創薬標的として、保存性が高いCAタンパク質の配列に着目
東京医科歯科大学は2月3日、HIV-1カプシド(CA)タンパク質を標的とした新規低分子抗HIV活性化合物の創出に成功したと発表した。これは、同大生体材料工学研究所メディシナルケミストリー分野 玉村啓和教授の研究グループと、国立感染症研究所病原体ゲノム解析研究センターの佐藤裕徳主任研究官のグループ、同研究所エイズ研究センターの村上努主任研究官のグループとの共同研究によるもの。研究成果は、「Biomolecules」オンライン版に掲載されている。
画像はリリースより
HIVが後天性免疫不全症候群、エイズ(AIDS)を引き起こすことが報告されてから35年以上が経過した現在、逆転写酵素阻害剤、プロテアーゼ阻害剤、インテグラーゼ阻害剤等の酵素阻害剤を中心に多くの抗HIV剤が上市され、これらの併用療法がHIV感染症・エイズの治療を飛躍的に進歩させた。しかし、いずれの薬剤療法も変異ウイルス株の出現を抑えることはできず、体内からウイルスが完全に排除されるような根治には至らない。そのため、感染者は薬剤の変更に対応しながら一生薬を服用しなければならず、その身体的負担は計り知れない。
これらのことから、HIV感染症・エイズについては、これまでの薬とは異なる作用点をターゲットとした変異ウイルス株の出現が起こりにくい抗HIV剤の開発が待ち望まれている。このような背景において、世界の99.999%の流行株に変異が認められない、極めて保存性が高いCAタンパク質の配列は、魅力的な創薬標的であると考えられる。

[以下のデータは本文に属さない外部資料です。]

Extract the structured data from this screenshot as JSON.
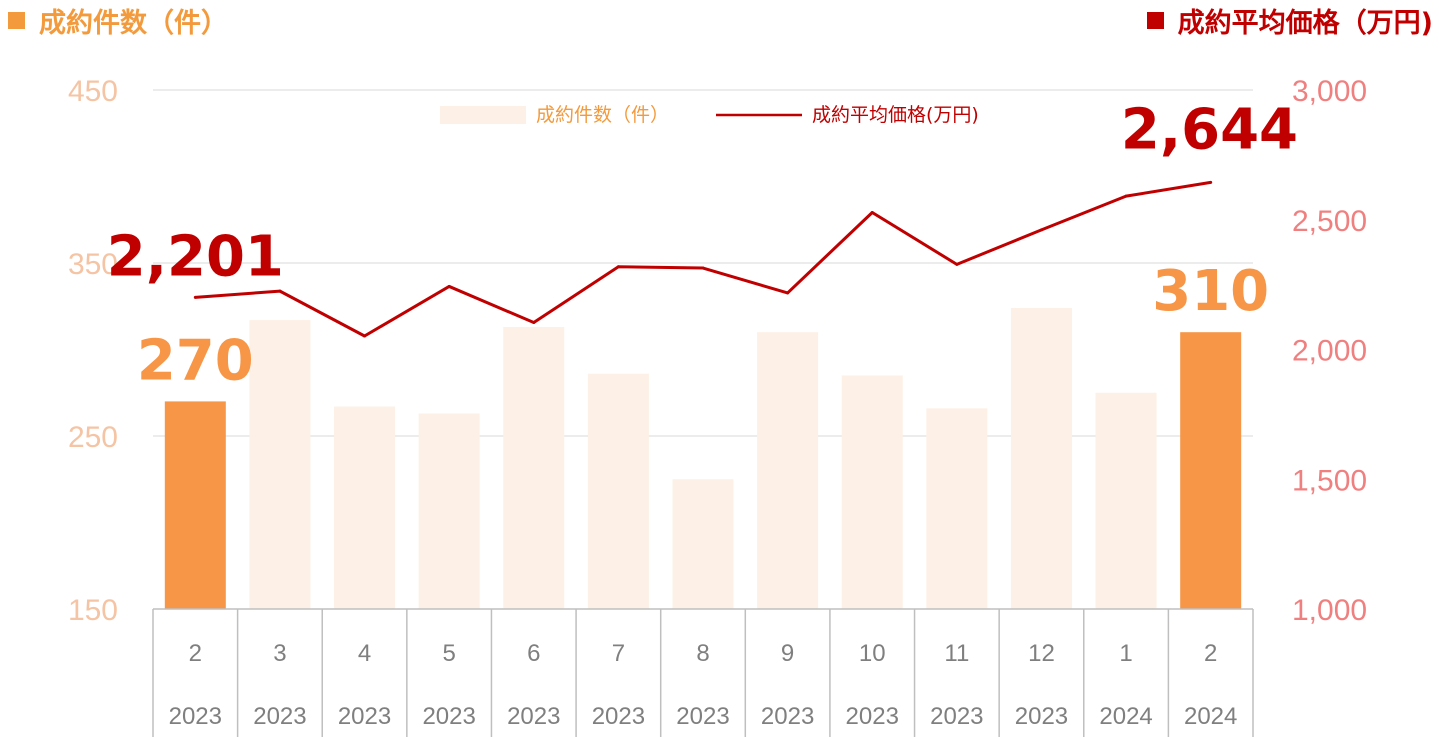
{
  "header": {
    "left_title": "成約件数（件）",
    "right_title": "成約平均価格（万円)"
  },
  "chart_data": {
    "type": "bar",
    "title": "",
    "categories": [
      "2",
      "3",
      "4",
      "5",
      "6",
      "7",
      "8",
      "9",
      "10",
      "11",
      "12",
      "1",
      "2"
    ],
    "years": [
      "2023",
      "2023",
      "2023",
      "2023",
      "2023",
      "2023",
      "2023",
      "2023",
      "2023",
      "2023",
      "2023",
      "2024",
      "2024"
    ],
    "series": [
      {
        "name": "成約件数（件）",
        "type": "bar",
        "axis": "left",
        "values": [
          270,
          317,
          267,
          263,
          313,
          286,
          225,
          310,
          285,
          266,
          324,
          275,
          310
        ]
      },
      {
        "name": "成約平均価格(万円)",
        "type": "line",
        "axis": "right",
        "values": [
          2201,
          2225,
          2052,
          2243,
          2104,
          2319,
          2314,
          2218,
          2528,
          2328,
          2461,
          2591,
          2644
        ]
      }
    ],
    "left_axis": {
      "ylim": [
        150,
        450
      ],
      "ticks": [
        "150",
        "250",
        "350",
        "450"
      ]
    },
    "right_axis": {
      "ylim": [
        1000,
        3000
      ],
      "ticks": [
        "1,000",
        "1,500",
        "2,000",
        "2,500",
        "3,000"
      ]
    },
    "annotations": {
      "first_bar": "270",
      "last_bar": "310",
      "first_price": "2,201",
      "last_price": "2,644"
    },
    "highlighted_bars": [
      0,
      12
    ],
    "legend_position": "top-center",
    "grid": true,
    "colors": {
      "bar_highlight": "#f79646",
      "bar_faded": "#fdf0e6",
      "line": "#c00000",
      "left_axis_text": "#f5c4a4",
      "right_axis_text": "#f08080",
      "gridline": "#d9d9d9",
      "category_text": "#7f7f7f",
      "header_left": "#f39a3c",
      "header_right": "#c00000"
    }
  }
}
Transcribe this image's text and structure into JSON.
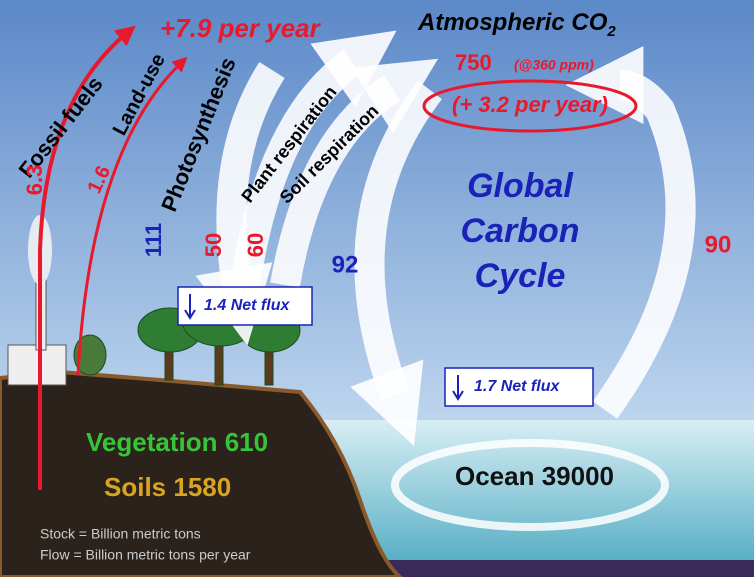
{
  "header": {
    "atmosphere": "Atmospheric CO",
    "atmosphere_subscript": "2",
    "human_rate": "+7.9 per year"
  },
  "atmosphere": {
    "stock": "750",
    "note": "(@360 ppm)",
    "change": "(+ 3.2 per year)"
  },
  "center_label": [
    "Global",
    "Carbon",
    "Cycle"
  ],
  "flows": [
    {
      "label": "Fossil fuels",
      "value": "6.3"
    },
    {
      "label": "Land-use",
      "value": "1.6"
    },
    {
      "label": "Photosynthesis",
      "value": "111"
    },
    {
      "label": "Plant respiration",
      "value": "50"
    },
    {
      "label": "Soil respiration",
      "value": "60"
    },
    {
      "value": "92"
    },
    {
      "value": "90"
    }
  ],
  "net_flux": [
    "1.4 Net flux",
    "1.7 Net flux"
  ],
  "stocks": {
    "vegetation": "Vegetation 610",
    "soils": "Soils 1580",
    "ocean": "Ocean 39000"
  },
  "legend": [
    "Stock = Billion metric tons",
    "Flow = Billion metric tons per year"
  ]
}
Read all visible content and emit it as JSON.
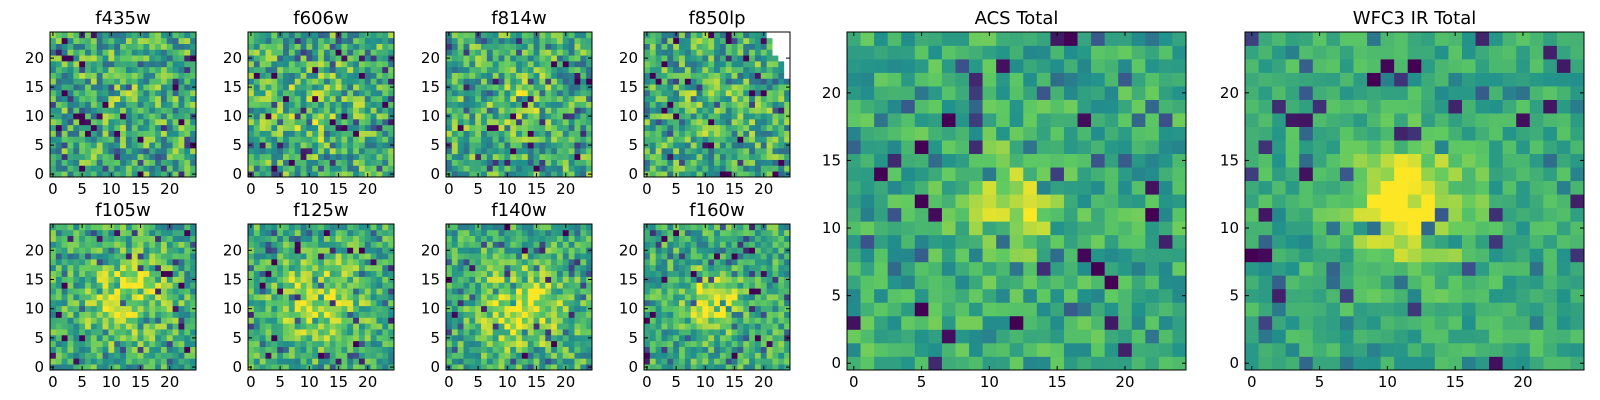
{
  "chart_data": [
    {
      "type": "heatmap",
      "title": "f435w",
      "xlim": [
        0,
        25
      ],
      "ylim": [
        0,
        25
      ],
      "xticks": [
        "0",
        "5",
        "10",
        "15",
        "20"
      ],
      "yticks": [
        "0",
        "5",
        "10",
        "15",
        "20"
      ],
      "colormap": "viridis",
      "seed": 11,
      "blob": {
        "x": 13,
        "y": 12,
        "sigma": 5,
        "amp": 0.05
      },
      "noise": 1.0,
      "clip_min": 0.0
    },
    {
      "type": "heatmap",
      "title": "f606w",
      "xlim": [
        0,
        25
      ],
      "ylim": [
        0,
        25
      ],
      "xticks": [
        "0",
        "5",
        "10",
        "15",
        "20"
      ],
      "yticks": [
        "0",
        "5",
        "10",
        "15",
        "20"
      ],
      "colormap": "viridis",
      "seed": 23,
      "blob": {
        "x": 11,
        "y": 11,
        "sigma": 5,
        "amp": 0.12
      },
      "noise": 1.0,
      "clip_min": 0.0
    },
    {
      "type": "heatmap",
      "title": "f814w",
      "xlim": [
        0,
        25
      ],
      "ylim": [
        0,
        25
      ],
      "xticks": [
        "0",
        "5",
        "10",
        "15",
        "20"
      ],
      "yticks": [
        "0",
        "5",
        "10",
        "15",
        "20"
      ],
      "colormap": "viridis",
      "seed": 37,
      "blob": {
        "x": 12,
        "y": 13,
        "sigma": 4,
        "amp": 0.12
      },
      "noise": 1.0,
      "clip_min": 0.0
    },
    {
      "type": "heatmap",
      "title": "f850lp",
      "xlim": [
        0,
        25
      ],
      "ylim": [
        0,
        25
      ],
      "xticks": [
        "0",
        "5",
        "10",
        "15",
        "20"
      ],
      "yticks": [
        "0",
        "5",
        "10",
        "15",
        "20"
      ],
      "colormap": "viridis",
      "seed": 41,
      "blob": {
        "x": 12,
        "y": 12,
        "sigma": 4,
        "amp": 0.08
      },
      "noise": 1.0,
      "clip_min": 0.0,
      "masked_cells": [
        [
          21,
          24
        ],
        [
          22,
          24
        ],
        [
          23,
          24
        ],
        [
          24,
          24
        ],
        [
          22,
          23
        ],
        [
          23,
          23
        ],
        [
          24,
          23
        ],
        [
          22,
          22
        ],
        [
          23,
          22
        ],
        [
          24,
          22
        ],
        [
          22,
          21
        ],
        [
          23,
          21
        ],
        [
          24,
          21
        ],
        [
          23,
          20
        ],
        [
          24,
          20
        ],
        [
          24,
          19
        ],
        [
          24,
          18
        ],
        [
          24,
          17
        ]
      ]
    },
    {
      "type": "heatmap",
      "title": "f105w",
      "xlim": [
        0,
        25
      ],
      "ylim": [
        0,
        25
      ],
      "xticks": [
        "0",
        "5",
        "10",
        "15",
        "20"
      ],
      "yticks": [
        "0",
        "5",
        "10",
        "15",
        "20"
      ],
      "colormap": "viridis",
      "seed": 53,
      "blob": {
        "x": 13,
        "y": 12,
        "sigma": 5,
        "amp": 0.3
      },
      "noise": 0.8,
      "clip_min": 0.0
    },
    {
      "type": "heatmap",
      "title": "f125w",
      "xlim": [
        0,
        25
      ],
      "ylim": [
        0,
        25
      ],
      "xticks": [
        "0",
        "5",
        "10",
        "15",
        "20"
      ],
      "yticks": [
        "0",
        "5",
        "10",
        "15",
        "20"
      ],
      "colormap": "viridis",
      "seed": 67,
      "blob": {
        "x": 12,
        "y": 12,
        "sigma": 5,
        "amp": 0.3
      },
      "noise": 0.8,
      "clip_min": 0.0
    },
    {
      "type": "heatmap",
      "title": "f140w",
      "xlim": [
        0,
        25
      ],
      "ylim": [
        0,
        25
      ],
      "xticks": [
        "0",
        "5",
        "10",
        "15",
        "20"
      ],
      "yticks": [
        "0",
        "5",
        "10",
        "15",
        "20"
      ],
      "colormap": "viridis",
      "seed": 79,
      "blob": {
        "x": 13,
        "y": 11,
        "sigma": 5,
        "amp": 0.3
      },
      "noise": 0.8,
      "clip_min": 0.0
    },
    {
      "type": "heatmap",
      "title": "f160w",
      "xlim": [
        0,
        25
      ],
      "ylim": [
        0,
        25
      ],
      "xticks": [
        "0",
        "5",
        "10",
        "15",
        "20"
      ],
      "yticks": [
        "0",
        "5",
        "10",
        "15",
        "20"
      ],
      "colormap": "viridis",
      "seed": 83,
      "blob": {
        "x": 12,
        "y": 12,
        "sigma": 3,
        "amp": 0.45
      },
      "noise": 0.8,
      "clip_min": 0.0
    },
    {
      "type": "heatmap",
      "title": "ACS Total",
      "xlim": [
        0,
        25
      ],
      "ylim": [
        0,
        25
      ],
      "xticks": [
        "0",
        "5",
        "10",
        "15",
        "20"
      ],
      "yticks": [
        "0",
        "5",
        "10",
        "15",
        "20"
      ],
      "colormap": "viridis",
      "seed": 97,
      "blob": {
        "x": 12,
        "y": 12,
        "sigma": 2.5,
        "amp": 0.35
      },
      "noise": 0.6,
      "clip_min": 0.0
    },
    {
      "type": "heatmap",
      "title": "WFC3 IR Total",
      "xlim": [
        0,
        25
      ],
      "ylim": [
        0,
        25
      ],
      "xticks": [
        "0",
        "5",
        "10",
        "15",
        "20"
      ],
      "yticks": [
        "0",
        "5",
        "10",
        "15",
        "20"
      ],
      "colormap": "viridis",
      "seed": 101,
      "blob": {
        "x": 12,
        "y": 12,
        "sigma": 3,
        "amp": 0.5
      },
      "noise": 0.45,
      "clip_min": 0.0
    }
  ]
}
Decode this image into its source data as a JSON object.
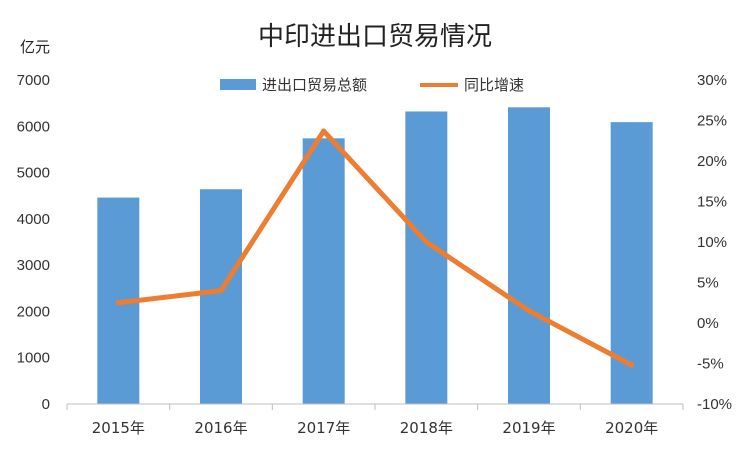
{
  "chart_data": {
    "type": "bar",
    "title": "中印进出口贸易情况",
    "y_unit_label": "亿元",
    "categories": [
      "2015年",
      "2016年",
      "2017年",
      "2018年",
      "2019年",
      "2020年"
    ],
    "series": [
      {
        "name": "进出口贸易总额",
        "type": "bar",
        "axis": "left",
        "values": [
          4460,
          4640,
          5740,
          6320,
          6410,
          6090
        ],
        "color": "#5B9BD5"
      },
      {
        "name": "同比增速",
        "type": "line",
        "axis": "right",
        "values": [
          2.5,
          4.0,
          23.7,
          10.0,
          1.5,
          -5.2
        ],
        "color": "#ED7D31"
      }
    ],
    "y_left": {
      "min": 0,
      "max": 7000,
      "step": 1000
    },
    "y_right": {
      "min": -10,
      "max": 30,
      "step": 5,
      "format": "percent"
    },
    "legend": "top-center",
    "grid": false
  }
}
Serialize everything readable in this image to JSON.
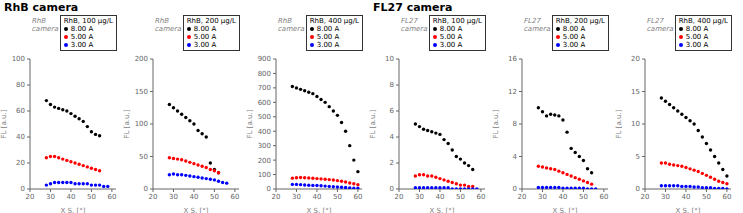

カプシドをターゲットとするジペプチドミミックが、新規抗HIV剤となる可能性
HIVが持つカプシドはウイルスRNAを包み込む殻であり、多くのHIV株間で高く保存されている。この殻は、HIVタンパク質Gagより生成するCAタンパク質がたくさん集まることにより、円錐形の構造をとっている。カプシドの機能阻害はHIV複製を抑制する重要なターゲットであると期待され、カプシドの機能阻害につながる新規メカニズムを理解することは重要だ。しかし、現在までにカプシドをターゲットとする薬剤は上市されていない。CAタンパク質中のTrp184/Met185を介するCAタンパク質2分子間の疎水性相互作用がカプシドの多量体構造の安定化に重要であること、およびこの2個のアミノ酸を他のアミノ酸へ置換するとカプシドが形成できないことが最近報告された。
研究グループは今回、in silicoスクリーニングによって、相互作用領域のTrp184とMet185のジペプチドミミックをデザイン・合成し、マイクロモル濃度レベルで顕著な抗HIV活性を持つことを明らかにした。このジペプチドミミックは、CAタンパク質2分子間の疎水性相互作用を競合的に阻害すると考えられる。また、この誘導体を基にしたカプシドをターゲットとする変異ウイルス株の出現が起こりにくい新規抗HIV剤の創出に役立つ知見が得られた。
今回の研究で創出されたカプシドをターゲットとするジペプチドミミックは、根治を目指し、薬剤耐性変異ウイルス株の出現を抑制する新規抗HIV剤として、大いに期待される。「多くのウイルス株間で保存性の高い領域をターゲットとし、in silicoスクリーニングにより阻害剤をデザインすることが、変異種の出現が問題となるような抗ウイルス剤の創薬研究に役立つと考えられる」と、研究グループは述べている。